A Entrada Principal



De Alexandre Valério Ferreira


  A pintura, desgastada pelo tempo e pelo esquecimento, descascava. Da janela, as vidraças perdiam a transparência. Se tornavam opacas, inúteis. As esquadrias das portas, abandonadas pela falta de manutenção, eram perfuradas por insetos e, dia após dia, se tornavam em grãos de pó.
  Era assim que a entrada principal daquele casarão se encontrava. Pouco se sabia de seus moradores. Apesar de viverem ali a meio século, eram pouco sociáveis. Lacônicos, de poucas palavras. Sorrisos amarelados, desbotados, pouco sustentáveis, tímidos. Aquela família era estranha.
  Estranho também eram seus vizinhos. Todos desconhecidos. Cada um na sua. Ninguém era de hábitos noturnos. Apenas se escutava o som da televisão exibindo as novelas e sorteios. Fora isso, tudo se resumia ao silêncio. No mais, se ouvia o chiado de cadeiras balançando.

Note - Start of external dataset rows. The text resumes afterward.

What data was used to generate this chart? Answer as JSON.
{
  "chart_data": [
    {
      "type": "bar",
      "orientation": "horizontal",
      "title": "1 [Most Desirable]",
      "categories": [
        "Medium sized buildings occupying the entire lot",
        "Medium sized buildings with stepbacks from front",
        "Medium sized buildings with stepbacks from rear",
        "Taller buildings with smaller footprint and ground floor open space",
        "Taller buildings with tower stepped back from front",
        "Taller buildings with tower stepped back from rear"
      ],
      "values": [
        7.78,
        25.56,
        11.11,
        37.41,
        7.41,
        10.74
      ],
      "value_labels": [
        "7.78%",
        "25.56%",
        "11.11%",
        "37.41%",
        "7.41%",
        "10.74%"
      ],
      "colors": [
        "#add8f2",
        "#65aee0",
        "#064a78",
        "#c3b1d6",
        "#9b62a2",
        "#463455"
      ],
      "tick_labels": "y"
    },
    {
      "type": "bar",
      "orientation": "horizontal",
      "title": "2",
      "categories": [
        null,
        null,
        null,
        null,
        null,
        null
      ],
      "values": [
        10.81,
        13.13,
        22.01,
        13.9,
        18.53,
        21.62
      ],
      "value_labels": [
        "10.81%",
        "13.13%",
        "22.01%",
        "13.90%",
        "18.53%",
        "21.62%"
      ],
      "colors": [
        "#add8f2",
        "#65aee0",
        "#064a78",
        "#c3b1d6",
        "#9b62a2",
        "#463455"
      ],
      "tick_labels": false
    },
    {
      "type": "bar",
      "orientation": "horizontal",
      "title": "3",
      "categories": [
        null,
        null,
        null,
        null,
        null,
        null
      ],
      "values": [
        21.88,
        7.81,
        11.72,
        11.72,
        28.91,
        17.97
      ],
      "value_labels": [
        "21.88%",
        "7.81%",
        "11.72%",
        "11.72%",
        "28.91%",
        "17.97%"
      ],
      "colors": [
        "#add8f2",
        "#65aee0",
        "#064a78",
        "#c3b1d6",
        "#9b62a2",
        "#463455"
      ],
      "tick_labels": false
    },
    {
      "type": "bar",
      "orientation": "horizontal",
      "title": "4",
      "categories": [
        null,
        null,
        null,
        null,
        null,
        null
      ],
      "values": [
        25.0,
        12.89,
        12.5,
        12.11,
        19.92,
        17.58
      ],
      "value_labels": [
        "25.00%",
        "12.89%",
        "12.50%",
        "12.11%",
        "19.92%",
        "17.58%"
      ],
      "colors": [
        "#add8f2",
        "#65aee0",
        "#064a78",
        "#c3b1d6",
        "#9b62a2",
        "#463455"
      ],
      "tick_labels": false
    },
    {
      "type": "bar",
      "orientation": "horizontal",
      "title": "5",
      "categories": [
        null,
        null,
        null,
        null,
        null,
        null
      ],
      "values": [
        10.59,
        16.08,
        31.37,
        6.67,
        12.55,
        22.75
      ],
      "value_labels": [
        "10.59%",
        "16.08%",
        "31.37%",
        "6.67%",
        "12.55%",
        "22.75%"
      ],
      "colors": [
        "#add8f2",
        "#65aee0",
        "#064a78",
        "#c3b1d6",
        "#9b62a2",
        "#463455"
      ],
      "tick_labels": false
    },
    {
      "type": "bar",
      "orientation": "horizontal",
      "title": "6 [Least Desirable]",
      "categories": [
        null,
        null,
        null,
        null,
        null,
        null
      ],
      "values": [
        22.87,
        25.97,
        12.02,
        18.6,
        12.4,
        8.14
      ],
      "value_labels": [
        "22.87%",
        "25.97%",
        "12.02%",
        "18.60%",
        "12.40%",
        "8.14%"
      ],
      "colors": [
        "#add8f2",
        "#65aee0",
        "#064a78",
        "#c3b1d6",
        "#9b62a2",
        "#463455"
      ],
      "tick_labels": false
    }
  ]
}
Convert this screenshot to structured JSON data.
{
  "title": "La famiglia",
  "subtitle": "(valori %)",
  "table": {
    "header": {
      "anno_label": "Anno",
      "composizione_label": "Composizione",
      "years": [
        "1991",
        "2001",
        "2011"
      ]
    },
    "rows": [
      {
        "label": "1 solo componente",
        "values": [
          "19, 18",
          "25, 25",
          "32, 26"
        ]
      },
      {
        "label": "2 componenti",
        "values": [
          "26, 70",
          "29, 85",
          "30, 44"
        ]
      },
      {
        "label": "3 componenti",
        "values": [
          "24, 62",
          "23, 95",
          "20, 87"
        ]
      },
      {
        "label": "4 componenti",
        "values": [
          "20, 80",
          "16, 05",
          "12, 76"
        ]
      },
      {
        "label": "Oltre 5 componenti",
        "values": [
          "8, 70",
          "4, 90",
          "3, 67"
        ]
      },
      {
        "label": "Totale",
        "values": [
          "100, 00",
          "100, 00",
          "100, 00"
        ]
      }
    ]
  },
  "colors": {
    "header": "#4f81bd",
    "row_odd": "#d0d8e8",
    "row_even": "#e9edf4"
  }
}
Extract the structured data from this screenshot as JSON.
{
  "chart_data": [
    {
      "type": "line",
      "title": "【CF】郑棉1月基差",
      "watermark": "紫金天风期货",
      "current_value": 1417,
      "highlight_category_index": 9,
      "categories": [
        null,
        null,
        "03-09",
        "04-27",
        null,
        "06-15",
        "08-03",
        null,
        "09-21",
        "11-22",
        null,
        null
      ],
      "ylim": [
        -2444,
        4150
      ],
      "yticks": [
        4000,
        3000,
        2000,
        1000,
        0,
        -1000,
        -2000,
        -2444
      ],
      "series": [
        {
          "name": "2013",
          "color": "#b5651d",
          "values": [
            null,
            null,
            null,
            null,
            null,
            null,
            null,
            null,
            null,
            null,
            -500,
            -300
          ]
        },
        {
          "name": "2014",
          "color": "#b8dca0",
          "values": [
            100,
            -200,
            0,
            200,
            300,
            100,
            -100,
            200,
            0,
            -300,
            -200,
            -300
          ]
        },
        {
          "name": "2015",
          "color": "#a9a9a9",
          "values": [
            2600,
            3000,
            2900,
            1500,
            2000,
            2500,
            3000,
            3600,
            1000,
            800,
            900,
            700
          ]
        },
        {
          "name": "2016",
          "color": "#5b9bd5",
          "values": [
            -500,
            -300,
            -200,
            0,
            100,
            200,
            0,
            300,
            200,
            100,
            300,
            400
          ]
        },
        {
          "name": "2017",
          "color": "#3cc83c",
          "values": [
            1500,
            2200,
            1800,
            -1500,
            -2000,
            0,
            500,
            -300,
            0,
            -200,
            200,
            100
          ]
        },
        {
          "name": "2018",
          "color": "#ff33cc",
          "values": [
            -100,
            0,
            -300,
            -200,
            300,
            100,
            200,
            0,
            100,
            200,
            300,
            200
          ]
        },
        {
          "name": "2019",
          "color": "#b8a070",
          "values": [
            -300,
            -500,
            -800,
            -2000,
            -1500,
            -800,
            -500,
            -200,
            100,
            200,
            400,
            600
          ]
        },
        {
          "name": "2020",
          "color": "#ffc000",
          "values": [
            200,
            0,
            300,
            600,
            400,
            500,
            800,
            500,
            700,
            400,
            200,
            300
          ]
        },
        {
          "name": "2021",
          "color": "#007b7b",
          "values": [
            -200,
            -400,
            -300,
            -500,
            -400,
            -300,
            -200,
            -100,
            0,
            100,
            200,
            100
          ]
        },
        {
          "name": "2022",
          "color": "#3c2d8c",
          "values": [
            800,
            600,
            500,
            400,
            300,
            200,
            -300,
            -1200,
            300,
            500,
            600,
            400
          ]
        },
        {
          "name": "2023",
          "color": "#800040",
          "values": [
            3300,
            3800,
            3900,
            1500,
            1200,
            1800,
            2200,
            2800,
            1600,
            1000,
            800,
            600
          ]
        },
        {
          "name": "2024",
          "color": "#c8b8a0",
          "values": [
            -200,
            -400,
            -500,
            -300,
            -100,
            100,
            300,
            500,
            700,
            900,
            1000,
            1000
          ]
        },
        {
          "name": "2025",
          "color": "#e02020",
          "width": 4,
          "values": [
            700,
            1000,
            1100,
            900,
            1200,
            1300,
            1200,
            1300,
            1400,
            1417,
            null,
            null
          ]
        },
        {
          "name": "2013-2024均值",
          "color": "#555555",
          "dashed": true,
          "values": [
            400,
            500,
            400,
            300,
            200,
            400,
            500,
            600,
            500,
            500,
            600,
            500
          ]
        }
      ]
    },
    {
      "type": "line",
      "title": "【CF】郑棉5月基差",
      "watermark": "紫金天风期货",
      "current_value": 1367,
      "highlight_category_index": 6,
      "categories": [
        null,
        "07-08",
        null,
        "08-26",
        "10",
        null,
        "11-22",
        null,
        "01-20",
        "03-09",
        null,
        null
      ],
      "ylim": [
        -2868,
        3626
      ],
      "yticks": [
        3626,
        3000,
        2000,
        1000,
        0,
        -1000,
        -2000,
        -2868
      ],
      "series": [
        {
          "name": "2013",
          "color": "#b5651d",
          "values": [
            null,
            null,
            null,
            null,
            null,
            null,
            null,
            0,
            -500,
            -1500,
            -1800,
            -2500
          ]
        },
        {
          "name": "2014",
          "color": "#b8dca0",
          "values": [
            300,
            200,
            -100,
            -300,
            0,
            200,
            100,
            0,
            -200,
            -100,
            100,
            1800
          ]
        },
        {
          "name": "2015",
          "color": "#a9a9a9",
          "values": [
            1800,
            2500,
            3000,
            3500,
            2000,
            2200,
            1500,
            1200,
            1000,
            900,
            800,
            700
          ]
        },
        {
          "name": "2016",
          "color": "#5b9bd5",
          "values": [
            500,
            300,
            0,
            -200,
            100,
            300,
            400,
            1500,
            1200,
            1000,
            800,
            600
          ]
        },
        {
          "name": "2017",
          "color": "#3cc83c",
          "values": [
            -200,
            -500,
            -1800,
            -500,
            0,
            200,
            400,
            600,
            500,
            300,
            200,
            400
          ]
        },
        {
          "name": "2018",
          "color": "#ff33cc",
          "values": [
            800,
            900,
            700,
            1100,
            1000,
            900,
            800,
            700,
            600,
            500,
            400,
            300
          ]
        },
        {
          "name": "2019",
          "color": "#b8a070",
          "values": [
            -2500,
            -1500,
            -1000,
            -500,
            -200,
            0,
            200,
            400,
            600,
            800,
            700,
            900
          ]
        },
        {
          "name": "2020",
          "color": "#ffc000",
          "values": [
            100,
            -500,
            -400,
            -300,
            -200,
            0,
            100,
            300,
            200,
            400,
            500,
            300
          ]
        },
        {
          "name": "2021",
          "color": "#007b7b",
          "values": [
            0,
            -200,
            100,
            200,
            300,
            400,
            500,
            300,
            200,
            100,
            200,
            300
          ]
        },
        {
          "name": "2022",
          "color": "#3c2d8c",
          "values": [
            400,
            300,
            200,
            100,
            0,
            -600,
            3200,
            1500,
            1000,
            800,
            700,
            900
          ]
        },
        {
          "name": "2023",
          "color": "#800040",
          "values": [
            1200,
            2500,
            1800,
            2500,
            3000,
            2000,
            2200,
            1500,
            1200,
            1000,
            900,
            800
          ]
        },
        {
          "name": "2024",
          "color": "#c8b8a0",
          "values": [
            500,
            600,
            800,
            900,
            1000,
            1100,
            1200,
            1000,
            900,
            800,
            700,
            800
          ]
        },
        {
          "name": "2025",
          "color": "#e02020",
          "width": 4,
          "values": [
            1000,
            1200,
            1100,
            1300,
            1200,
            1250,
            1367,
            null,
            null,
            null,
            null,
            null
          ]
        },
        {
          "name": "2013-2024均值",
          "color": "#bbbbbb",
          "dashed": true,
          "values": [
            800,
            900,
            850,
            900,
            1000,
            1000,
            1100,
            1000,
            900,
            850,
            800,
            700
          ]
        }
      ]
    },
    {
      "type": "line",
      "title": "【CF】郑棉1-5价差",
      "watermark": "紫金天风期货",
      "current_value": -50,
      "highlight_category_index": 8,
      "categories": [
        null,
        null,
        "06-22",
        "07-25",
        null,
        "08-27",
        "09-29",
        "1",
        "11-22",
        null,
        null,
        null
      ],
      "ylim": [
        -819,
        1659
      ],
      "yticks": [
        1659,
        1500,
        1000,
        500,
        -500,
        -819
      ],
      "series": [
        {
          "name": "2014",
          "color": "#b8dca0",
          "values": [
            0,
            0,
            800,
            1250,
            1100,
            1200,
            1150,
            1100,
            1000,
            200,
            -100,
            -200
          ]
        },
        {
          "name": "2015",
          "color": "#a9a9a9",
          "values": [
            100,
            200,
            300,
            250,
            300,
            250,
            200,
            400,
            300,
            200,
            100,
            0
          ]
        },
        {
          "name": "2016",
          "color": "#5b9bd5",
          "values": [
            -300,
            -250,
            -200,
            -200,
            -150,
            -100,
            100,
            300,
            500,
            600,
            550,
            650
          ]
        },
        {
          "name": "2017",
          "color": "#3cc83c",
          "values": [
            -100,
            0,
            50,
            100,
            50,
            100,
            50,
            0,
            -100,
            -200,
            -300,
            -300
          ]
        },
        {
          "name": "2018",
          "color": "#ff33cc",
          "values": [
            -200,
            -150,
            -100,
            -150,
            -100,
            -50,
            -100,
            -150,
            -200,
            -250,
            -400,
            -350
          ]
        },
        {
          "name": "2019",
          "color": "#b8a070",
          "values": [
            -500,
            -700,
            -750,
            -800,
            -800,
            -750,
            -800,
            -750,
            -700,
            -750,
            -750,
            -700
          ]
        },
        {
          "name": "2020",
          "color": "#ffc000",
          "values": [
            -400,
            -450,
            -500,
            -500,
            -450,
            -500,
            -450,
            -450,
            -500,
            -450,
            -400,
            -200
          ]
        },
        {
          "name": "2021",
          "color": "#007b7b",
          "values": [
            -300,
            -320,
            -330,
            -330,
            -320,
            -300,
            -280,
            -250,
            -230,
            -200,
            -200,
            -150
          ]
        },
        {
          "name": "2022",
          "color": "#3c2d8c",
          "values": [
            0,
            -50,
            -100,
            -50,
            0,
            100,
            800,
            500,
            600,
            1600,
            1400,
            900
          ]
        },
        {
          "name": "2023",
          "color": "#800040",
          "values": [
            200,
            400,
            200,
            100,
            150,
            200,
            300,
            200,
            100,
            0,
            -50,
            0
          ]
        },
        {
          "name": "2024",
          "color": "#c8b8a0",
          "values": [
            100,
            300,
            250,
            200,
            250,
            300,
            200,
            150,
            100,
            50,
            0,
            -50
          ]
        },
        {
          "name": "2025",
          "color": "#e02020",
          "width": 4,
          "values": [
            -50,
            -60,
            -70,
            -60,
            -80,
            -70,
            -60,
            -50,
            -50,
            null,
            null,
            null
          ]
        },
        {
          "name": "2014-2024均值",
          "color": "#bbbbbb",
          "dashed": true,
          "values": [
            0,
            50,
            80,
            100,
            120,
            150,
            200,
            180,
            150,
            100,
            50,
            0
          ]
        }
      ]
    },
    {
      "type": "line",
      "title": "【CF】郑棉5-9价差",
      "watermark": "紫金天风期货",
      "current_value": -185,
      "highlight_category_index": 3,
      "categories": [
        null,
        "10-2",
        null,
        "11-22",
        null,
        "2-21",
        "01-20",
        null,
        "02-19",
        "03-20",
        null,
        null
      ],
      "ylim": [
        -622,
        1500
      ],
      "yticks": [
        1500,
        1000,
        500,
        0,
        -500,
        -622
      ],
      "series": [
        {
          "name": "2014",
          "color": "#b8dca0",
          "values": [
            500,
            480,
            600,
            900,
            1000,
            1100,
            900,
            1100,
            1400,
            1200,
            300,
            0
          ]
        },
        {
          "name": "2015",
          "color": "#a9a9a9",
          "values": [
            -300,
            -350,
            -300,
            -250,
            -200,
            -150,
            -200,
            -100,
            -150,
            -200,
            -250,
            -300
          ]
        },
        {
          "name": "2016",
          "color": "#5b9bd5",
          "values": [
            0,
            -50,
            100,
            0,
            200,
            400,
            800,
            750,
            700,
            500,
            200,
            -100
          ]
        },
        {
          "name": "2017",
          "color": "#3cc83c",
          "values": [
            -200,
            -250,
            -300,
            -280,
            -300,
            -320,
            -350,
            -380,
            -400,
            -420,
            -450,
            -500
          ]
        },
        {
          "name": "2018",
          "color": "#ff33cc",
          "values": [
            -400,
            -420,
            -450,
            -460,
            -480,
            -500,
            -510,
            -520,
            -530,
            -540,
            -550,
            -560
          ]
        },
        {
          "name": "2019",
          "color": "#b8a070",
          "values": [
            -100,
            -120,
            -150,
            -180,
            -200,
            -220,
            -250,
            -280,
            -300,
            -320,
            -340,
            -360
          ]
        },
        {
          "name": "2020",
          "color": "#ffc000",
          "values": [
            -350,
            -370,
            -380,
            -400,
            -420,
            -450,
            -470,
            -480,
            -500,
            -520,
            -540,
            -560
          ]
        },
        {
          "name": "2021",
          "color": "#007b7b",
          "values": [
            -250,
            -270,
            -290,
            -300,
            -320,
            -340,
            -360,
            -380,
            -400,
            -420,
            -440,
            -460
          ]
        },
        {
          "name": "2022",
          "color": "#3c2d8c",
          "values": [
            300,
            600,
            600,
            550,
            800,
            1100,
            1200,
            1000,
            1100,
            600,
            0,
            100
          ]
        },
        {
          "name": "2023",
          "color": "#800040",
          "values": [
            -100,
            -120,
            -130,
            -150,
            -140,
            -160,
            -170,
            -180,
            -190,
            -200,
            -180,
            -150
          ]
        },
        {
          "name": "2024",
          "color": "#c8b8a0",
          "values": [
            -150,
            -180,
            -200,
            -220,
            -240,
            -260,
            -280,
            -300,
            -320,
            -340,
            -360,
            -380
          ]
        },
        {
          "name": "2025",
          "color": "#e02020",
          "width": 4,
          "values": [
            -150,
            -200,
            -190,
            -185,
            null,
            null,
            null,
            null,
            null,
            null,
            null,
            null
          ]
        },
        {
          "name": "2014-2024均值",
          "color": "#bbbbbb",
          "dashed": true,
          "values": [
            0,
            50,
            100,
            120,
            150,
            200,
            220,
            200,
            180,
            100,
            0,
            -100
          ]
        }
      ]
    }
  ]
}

  A cidade envelhecera ali. Antes, aquele bairro era a entrada principal da elite. Todos que subiam de classe social, compravam uma residência ali. Era um símbolo de status. Era sonho de consumo de toda uma geração.
  Com o passar dos invernos e verões, a entrada principal ficara similar à porta dos fundos. Os velhos, com interesse descolorido pelo futuro, viviam na espera do passado. Já não queriam olhar para frente. Não se sentiam bem. Só olhavam para trás, para os chamados "bons tempos".
  As casas seguiam seus donos. Não queriam mudar. Gostavam da estagnação, ou pelo menos, se acomodaram com ela. É fácil parar. É fácil desistir. Dói menos, ou é o que parece. No fundo, a tristeza é maior, pois o passado vai sendo apagado com a falta de interesse por um futuro.
  Queria que aquela entrada principal fosse preservada. Mandei um pedido ao IPHAN. Quando será que agirão? Não faço ideia. As construtoras, com seus tratores de dentes mordazes, estão ansioso por mais uma casa velha a menos. E cada passado esquecido, mais reais em suas contas.